Cinematographer Ramji on what a challenge it was to work with filmmaker Selvaraghavan for the third time
Despite the fact that his previous collaborations with Selvaraghavan (Aayirathil Oruvan and Mayakkam Enna) have neither got the critics raving nor set the cash registers ringing, cinematographer Ramji has no qualms about collaborating with the filmmaker on Irandam Ulagam. “For quite some time now, I have only been able to do a film once in two years. I don’t really care as long as the script is good,” laughs Ramji.
Ramji claims that the script of Irandam Ulagam, shot extensively in the picturesque locations of Georgia, a small eastern European country, grabbed him by the collar. “It’s a love story with fantasy thrown in. We shot in difficult conditions,” he says.
The best compliment
He is not a stranger when it comes to shooting in difficult conditions. I remind him of a few sequences in Aayirathil Oruvan and Paruthiveeran. “The best compliment I have ever received was when some of the fans told me that they felt the glare of the sun while watching Paruthiveeran,” he says.
With Irandam Ulagam's shoot stretching for 153 days, what was it about the script that made it difficult to shoot? “We shot in an 18th century house located between four mountains. The location was such that there was not even proper power supply. It was physically demanding. And…Selva is a kind of filmmaker who wants to get everything right. So it took time,” he explains.
How significant is Irandam Ulagam in his career? “I have always made sure that my cinematography doesn’t take the audience’s attention away from the film. In Mayakkam Enna, I decided to deliberately de-saturate the colours. But in Irandam Ulagam, I ran riot with colours, thanks to the fantasy genre,” he says.
Having done intense films with Ameer and Selvaraghavan, Ramji is keen on trying something light. “I have done three films with Selva and I think now is the right time to work with someone else. Not because I am tired of working with him,” he laughs, adding, “I would like to do a commercial film, I have not attempted before,” he says.

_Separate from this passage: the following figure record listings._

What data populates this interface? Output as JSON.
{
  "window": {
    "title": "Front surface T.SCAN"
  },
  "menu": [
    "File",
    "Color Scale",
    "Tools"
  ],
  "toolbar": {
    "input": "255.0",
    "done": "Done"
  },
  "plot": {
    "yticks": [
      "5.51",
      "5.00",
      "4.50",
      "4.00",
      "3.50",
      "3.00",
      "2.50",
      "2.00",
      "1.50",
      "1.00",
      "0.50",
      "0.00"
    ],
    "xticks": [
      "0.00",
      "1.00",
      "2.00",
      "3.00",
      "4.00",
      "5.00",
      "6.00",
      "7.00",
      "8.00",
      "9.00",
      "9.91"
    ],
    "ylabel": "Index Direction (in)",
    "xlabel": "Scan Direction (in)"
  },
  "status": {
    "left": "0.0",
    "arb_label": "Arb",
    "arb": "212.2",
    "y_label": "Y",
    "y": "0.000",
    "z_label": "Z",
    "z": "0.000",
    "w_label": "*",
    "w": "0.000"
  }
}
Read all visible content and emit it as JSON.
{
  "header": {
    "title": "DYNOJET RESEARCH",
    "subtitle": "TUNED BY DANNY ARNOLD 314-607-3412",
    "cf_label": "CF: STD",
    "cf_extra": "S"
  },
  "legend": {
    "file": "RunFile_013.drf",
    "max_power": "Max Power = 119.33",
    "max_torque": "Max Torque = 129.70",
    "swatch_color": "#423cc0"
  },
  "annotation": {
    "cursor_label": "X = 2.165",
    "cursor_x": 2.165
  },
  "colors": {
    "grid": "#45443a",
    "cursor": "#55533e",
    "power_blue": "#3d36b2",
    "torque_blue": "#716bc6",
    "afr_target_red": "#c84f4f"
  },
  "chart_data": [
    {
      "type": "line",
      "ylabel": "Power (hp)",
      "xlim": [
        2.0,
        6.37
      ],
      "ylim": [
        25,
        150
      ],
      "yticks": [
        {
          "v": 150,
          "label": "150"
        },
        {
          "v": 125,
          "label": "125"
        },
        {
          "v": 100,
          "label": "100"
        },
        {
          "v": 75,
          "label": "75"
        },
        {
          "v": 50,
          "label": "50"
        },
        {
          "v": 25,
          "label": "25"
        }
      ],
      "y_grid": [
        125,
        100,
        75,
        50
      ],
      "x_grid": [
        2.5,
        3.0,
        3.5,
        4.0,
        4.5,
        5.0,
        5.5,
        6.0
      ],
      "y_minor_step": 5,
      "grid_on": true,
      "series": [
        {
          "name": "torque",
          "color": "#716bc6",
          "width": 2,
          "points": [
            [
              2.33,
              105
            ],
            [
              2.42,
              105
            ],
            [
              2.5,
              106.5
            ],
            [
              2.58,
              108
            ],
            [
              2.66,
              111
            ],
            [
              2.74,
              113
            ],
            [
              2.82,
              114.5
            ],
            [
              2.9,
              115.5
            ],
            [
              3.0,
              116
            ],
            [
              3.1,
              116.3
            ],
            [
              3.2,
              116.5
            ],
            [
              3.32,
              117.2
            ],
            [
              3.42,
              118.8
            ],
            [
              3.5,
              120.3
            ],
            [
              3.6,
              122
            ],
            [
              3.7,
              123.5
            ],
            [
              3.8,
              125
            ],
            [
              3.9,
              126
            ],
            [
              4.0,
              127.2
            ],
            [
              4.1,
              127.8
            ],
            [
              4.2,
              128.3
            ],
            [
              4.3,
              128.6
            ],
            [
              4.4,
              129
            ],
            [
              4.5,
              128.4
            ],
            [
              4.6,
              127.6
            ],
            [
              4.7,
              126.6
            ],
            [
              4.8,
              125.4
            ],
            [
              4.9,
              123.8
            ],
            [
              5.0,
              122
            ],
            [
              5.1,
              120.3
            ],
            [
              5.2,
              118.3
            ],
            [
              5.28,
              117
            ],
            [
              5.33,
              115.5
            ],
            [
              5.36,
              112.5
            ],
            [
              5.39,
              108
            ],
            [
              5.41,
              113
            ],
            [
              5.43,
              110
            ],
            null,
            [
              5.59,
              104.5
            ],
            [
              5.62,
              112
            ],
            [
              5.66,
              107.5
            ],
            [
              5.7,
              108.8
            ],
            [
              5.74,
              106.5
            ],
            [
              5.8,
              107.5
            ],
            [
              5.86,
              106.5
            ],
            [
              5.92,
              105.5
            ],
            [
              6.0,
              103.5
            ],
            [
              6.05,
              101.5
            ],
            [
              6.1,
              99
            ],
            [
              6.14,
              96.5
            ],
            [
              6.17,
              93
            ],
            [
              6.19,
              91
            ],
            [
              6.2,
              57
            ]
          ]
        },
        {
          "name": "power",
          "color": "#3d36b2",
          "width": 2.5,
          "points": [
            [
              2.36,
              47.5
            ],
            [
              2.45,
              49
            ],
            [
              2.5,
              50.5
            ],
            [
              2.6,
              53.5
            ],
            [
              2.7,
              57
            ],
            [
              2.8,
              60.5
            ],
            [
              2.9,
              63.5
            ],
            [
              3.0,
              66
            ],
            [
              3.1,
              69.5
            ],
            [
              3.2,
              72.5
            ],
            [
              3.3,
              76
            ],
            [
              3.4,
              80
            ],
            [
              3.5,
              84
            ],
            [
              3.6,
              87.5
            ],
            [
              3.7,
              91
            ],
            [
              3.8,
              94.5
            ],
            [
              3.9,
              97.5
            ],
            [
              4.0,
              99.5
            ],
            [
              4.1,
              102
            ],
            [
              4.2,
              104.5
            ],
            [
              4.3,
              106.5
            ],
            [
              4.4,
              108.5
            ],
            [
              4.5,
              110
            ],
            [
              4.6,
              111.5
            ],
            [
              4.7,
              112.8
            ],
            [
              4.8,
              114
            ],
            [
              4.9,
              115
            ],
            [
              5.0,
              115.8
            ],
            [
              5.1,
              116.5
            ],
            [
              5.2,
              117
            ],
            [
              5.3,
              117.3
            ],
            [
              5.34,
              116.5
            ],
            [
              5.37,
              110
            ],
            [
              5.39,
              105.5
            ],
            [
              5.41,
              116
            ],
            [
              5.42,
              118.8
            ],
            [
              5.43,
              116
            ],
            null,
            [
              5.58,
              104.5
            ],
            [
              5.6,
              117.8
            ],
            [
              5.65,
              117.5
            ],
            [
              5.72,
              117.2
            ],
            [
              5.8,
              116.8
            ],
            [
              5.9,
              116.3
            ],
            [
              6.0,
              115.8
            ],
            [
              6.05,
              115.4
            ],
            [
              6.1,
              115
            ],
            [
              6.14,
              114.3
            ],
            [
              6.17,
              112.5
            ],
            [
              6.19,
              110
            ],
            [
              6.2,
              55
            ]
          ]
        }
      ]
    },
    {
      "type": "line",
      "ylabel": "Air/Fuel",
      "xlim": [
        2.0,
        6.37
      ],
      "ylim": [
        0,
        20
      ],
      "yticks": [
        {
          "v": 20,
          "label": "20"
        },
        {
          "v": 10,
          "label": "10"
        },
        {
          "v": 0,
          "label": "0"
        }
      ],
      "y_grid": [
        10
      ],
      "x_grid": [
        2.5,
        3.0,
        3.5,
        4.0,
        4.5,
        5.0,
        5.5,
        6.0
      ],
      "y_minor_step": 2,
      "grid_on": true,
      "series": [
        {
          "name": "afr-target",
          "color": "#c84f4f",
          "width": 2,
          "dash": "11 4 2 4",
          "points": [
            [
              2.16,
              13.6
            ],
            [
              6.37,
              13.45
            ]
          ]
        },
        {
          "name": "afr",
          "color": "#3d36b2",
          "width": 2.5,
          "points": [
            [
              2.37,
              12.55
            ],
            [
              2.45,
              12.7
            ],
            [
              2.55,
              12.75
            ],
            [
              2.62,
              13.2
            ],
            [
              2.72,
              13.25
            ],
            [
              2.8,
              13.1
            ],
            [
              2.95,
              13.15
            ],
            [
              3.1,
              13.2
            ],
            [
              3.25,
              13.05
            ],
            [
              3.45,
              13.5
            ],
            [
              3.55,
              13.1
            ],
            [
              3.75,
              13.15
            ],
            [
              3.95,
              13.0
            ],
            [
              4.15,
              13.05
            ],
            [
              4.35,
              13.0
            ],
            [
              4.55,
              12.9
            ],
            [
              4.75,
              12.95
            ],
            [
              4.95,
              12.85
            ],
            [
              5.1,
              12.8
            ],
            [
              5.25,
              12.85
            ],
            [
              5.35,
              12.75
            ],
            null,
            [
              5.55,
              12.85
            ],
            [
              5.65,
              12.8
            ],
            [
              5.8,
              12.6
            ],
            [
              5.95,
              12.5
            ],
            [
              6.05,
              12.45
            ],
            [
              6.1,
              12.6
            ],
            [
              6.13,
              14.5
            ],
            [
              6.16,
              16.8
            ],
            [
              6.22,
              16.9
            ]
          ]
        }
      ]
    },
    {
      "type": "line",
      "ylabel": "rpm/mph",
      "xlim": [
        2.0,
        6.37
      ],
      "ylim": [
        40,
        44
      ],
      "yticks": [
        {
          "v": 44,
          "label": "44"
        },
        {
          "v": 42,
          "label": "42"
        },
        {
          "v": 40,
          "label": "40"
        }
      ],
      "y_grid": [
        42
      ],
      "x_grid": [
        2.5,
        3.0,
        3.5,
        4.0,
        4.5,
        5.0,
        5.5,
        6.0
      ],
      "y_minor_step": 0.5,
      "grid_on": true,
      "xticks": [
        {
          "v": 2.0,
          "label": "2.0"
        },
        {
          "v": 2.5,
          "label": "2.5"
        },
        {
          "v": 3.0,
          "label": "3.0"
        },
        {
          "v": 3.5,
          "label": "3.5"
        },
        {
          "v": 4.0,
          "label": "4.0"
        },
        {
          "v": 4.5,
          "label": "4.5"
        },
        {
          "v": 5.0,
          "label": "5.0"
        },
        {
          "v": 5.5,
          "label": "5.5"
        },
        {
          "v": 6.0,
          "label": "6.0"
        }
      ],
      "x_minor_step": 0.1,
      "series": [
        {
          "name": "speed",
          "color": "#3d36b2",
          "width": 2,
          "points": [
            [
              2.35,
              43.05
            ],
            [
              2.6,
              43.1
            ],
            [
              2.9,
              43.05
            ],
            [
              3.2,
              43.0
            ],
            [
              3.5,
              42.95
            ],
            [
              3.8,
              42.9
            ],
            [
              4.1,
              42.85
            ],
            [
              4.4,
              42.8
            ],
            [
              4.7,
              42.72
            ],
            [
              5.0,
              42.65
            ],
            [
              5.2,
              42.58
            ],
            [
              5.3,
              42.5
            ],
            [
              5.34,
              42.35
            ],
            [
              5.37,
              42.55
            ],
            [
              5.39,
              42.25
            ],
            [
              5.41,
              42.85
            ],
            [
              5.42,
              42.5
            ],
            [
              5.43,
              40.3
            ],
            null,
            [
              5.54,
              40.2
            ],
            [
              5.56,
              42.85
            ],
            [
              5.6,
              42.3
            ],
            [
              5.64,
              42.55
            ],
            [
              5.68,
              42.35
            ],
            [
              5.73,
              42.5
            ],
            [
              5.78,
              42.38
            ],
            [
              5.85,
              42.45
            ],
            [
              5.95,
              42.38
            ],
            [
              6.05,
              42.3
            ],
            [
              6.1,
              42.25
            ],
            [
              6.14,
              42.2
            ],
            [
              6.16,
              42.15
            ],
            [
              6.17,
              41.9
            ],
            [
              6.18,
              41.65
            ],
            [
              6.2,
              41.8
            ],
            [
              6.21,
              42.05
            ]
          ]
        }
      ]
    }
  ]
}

Does he mean to say he is fine with doing the song-comedy-stunt formula films? “No. I don’t mean that. I mean a more sensible kind of cinema.” Does he have any commercial filmmakers in his mind that he would like to work with? “There are many. I would love to work with Lingusamy or Vishnuvardhan. I am open to working with anyone,” he says. Even with rank newcomers? “Why not?” he asks and adds, “I watched Neram recently. I thought it was pretty neat. If new directors can come up with such scripts, I am game.”